Saturday, December 28, 2013

Switching Allegiance


All my life, it is Krishna that I have liked. Rama never appealed to me.

It was my father who was devoted to Rama (how boring I thought), though he has a collection of Krishna statues at home and quotes Him often from the Geetha.

Rama was no match for Krishna’s charm, dynamism, diplomacy, energy and playfulness.
His virtue of obedience to father was not particularly attractive though his loyalty to one woman was a consolation and a rare example among Gods and demigods.

During my growing years, I read the Mahabharata again and again and as a result remember minute details of the story. I could answer most of the quiz questions on KBC or other quiz contests.
But the Ramayana, I read only once. And once more in high school for a certain exam. I remember only the outline of the story, may be its spine, a few ribs but no flesh and blood, to be sure.

Rama was always a faraway God, Krishna was near to the heart, more personal, more intimate.

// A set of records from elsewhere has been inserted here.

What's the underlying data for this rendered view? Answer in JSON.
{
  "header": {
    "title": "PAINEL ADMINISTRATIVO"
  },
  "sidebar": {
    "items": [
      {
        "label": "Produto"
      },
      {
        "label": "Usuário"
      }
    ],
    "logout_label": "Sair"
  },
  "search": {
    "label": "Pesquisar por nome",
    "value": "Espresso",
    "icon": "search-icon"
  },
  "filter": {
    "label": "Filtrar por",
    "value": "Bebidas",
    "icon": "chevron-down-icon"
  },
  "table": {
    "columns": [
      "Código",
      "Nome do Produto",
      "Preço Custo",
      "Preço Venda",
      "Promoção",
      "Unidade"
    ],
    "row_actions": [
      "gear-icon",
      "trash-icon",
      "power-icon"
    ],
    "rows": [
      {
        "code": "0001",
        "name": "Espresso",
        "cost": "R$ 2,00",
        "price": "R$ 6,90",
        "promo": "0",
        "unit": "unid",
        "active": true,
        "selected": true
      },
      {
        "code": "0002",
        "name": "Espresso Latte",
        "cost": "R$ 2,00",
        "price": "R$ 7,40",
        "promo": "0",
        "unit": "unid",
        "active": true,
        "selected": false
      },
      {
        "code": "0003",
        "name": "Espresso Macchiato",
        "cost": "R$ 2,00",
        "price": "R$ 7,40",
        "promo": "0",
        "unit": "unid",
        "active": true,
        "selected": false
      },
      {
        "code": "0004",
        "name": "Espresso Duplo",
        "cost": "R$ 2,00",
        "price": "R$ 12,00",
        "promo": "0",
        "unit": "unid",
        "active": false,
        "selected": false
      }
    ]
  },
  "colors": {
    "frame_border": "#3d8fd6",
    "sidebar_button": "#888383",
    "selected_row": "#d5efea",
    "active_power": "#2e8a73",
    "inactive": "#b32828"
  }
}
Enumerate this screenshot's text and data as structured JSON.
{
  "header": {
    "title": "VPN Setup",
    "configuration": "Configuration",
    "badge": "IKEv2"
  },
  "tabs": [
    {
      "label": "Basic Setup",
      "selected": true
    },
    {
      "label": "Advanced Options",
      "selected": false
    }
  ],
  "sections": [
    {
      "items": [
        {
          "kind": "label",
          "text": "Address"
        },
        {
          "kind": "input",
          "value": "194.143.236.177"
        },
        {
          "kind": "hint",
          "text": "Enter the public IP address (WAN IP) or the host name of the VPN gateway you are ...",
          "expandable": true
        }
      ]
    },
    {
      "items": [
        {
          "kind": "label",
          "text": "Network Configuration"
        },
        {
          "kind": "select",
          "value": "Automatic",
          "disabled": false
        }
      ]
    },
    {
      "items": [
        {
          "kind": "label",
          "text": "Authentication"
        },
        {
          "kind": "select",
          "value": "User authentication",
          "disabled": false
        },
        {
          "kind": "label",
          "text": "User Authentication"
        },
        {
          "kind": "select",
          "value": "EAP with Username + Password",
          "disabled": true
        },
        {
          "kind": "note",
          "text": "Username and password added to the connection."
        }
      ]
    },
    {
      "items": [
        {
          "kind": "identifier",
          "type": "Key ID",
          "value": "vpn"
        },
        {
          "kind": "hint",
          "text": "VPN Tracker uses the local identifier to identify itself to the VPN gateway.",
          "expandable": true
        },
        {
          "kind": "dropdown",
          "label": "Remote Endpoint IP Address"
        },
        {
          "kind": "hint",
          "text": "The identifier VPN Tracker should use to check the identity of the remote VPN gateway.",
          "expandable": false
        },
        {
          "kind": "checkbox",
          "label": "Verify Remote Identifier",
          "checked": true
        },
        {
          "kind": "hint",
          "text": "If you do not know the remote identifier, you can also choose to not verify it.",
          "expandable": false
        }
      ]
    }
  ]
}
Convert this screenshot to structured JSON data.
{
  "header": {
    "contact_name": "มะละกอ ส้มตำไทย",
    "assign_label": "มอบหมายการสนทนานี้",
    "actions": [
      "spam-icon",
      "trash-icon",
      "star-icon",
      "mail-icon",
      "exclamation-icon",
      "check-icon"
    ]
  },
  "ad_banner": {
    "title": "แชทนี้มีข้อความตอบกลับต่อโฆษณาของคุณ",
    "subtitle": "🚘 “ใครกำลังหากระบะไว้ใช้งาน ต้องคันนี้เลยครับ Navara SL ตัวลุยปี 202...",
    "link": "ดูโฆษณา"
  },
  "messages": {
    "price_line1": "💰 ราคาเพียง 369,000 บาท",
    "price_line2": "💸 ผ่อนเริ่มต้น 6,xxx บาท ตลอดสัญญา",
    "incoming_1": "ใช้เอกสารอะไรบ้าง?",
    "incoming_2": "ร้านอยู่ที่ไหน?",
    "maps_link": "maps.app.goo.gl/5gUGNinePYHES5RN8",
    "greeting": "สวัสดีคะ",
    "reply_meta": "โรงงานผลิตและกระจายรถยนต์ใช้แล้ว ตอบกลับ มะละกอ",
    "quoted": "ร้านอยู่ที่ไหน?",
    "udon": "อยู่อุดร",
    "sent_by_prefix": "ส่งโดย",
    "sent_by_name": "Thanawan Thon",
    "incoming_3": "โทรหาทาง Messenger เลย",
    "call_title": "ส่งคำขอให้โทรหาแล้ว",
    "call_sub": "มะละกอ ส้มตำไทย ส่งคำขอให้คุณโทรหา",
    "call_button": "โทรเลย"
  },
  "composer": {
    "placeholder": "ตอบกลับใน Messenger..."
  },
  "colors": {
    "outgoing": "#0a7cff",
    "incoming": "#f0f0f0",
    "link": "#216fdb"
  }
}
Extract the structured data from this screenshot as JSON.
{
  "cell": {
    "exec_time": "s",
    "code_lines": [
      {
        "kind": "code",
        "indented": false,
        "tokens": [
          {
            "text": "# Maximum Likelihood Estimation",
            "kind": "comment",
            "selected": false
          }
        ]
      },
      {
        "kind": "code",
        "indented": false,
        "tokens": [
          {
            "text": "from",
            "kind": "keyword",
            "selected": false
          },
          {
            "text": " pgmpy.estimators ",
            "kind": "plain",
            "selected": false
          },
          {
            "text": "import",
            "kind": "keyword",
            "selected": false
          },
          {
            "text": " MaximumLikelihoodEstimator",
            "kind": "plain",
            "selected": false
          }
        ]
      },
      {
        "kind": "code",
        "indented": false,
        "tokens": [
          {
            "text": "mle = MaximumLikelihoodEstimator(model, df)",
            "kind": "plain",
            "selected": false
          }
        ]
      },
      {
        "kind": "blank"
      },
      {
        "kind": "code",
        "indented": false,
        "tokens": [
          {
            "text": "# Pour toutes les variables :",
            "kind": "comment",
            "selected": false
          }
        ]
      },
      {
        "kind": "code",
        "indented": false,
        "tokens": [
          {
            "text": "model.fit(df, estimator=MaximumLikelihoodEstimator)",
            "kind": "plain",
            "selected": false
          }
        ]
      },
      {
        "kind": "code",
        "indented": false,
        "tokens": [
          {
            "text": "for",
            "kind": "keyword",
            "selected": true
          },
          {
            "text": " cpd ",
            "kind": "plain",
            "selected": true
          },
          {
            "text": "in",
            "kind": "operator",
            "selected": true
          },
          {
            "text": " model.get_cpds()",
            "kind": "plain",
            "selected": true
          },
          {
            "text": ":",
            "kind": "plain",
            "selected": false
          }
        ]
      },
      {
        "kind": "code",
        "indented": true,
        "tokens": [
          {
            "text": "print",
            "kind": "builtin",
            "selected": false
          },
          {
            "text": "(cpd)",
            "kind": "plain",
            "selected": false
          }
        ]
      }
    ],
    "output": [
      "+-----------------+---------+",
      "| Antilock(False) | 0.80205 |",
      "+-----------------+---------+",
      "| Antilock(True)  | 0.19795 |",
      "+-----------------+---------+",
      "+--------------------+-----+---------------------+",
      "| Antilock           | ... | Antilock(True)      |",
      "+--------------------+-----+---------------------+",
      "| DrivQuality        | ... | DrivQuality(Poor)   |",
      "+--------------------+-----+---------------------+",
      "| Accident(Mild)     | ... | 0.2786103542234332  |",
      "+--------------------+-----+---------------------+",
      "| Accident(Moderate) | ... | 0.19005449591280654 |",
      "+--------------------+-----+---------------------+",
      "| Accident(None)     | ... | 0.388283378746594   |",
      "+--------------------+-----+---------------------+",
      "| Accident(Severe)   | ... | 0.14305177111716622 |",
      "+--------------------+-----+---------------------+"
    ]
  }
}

But in the recent times, very gradually, very subtly, very slowly, this changed.
I did not even know about it.

I should have doubted it when I listened to that slow classical song in which the singer takes the name of Rama in a most imploring tone and I was touched by the yearning and longing in the voice.

But I realized it finally when I found myself going back to the song again and again and looking forward to that particular line and sang along beseechingly.

Then came the songs from my memory, always there but never visited, songs praising Rama, recounting his tale or simply mentioning him, they came to me one after another and I found a newfound love for those songs.

I became conscious of it, with a sense of mild surprise.

Then followed the understanding.

I had entered a new phase of growth in life.

Sure, as a general principle, all our outside world is a reflection of who we are inside, all changes without are a reflection of changes within.

But a change from Krishna to Rama, was no simple change, it must require transformation of a deep nature.

Acquiring a new taste – for a colour, or a song, a fruit – it does not take much.
But a new God? It takes everything.

And sure, I am going through transformation.

The fire is part of me and will be there but the waters have become deeper.
I will keep jumping in the air but my feet have found their ground.
I will continue to believe that I can change, I can control, but very importantly, I have learnt to let go.
I talk and sing and joke when I find the right company but more often than not I find myself keeping quiet.
I want to get back at the offender but I don’t lift a finger, I simply leave it to divine retribution these days.
I believe in human effort and action but I have seen the power of surrender – it leaves God with no other choice than to take care of you.

I will continue to love Krishna, but I have found Rama.
And it feels like a closure to my search – not so much for a God, but for the final destiny of my philosophy, my value system and ideology in life that have travelled far and long through various stages of birth, growth, digression, loss, discovery, branching, convergence and then lingered for long, waiting for their final calling.
For what does God stand for, if not a value system, a philosophy of life?

The calling has, as if, come. And the growth has begun.

From Smartness to Sincerity. Charm to Calm. Energy to Equanimity. Effervescence to Gravity. Vogue to Virtue. Tact to Truth...

Forgiveness? I don’t see it anywhere on the horizon but it will come.

On the table before me is the book “Lectures on Ramayana” by The Right Honourable VS Srinivasa Shastri once known to possess English of the highest standard in India.
I collected this book from a second hand bookshop years ago, upon recommendation by my father. Since then, several times it has been ‘the next book on my agenda”. Perhaps the time was not ripe.

Perhaps it is so now.

This year has come to an end with these thoughts and with this post.

New year is just a few days away. I have decided that it MUST be a better year than this one for book reading.
Let me begin my reading for the new year with this rare and precious book on Rama.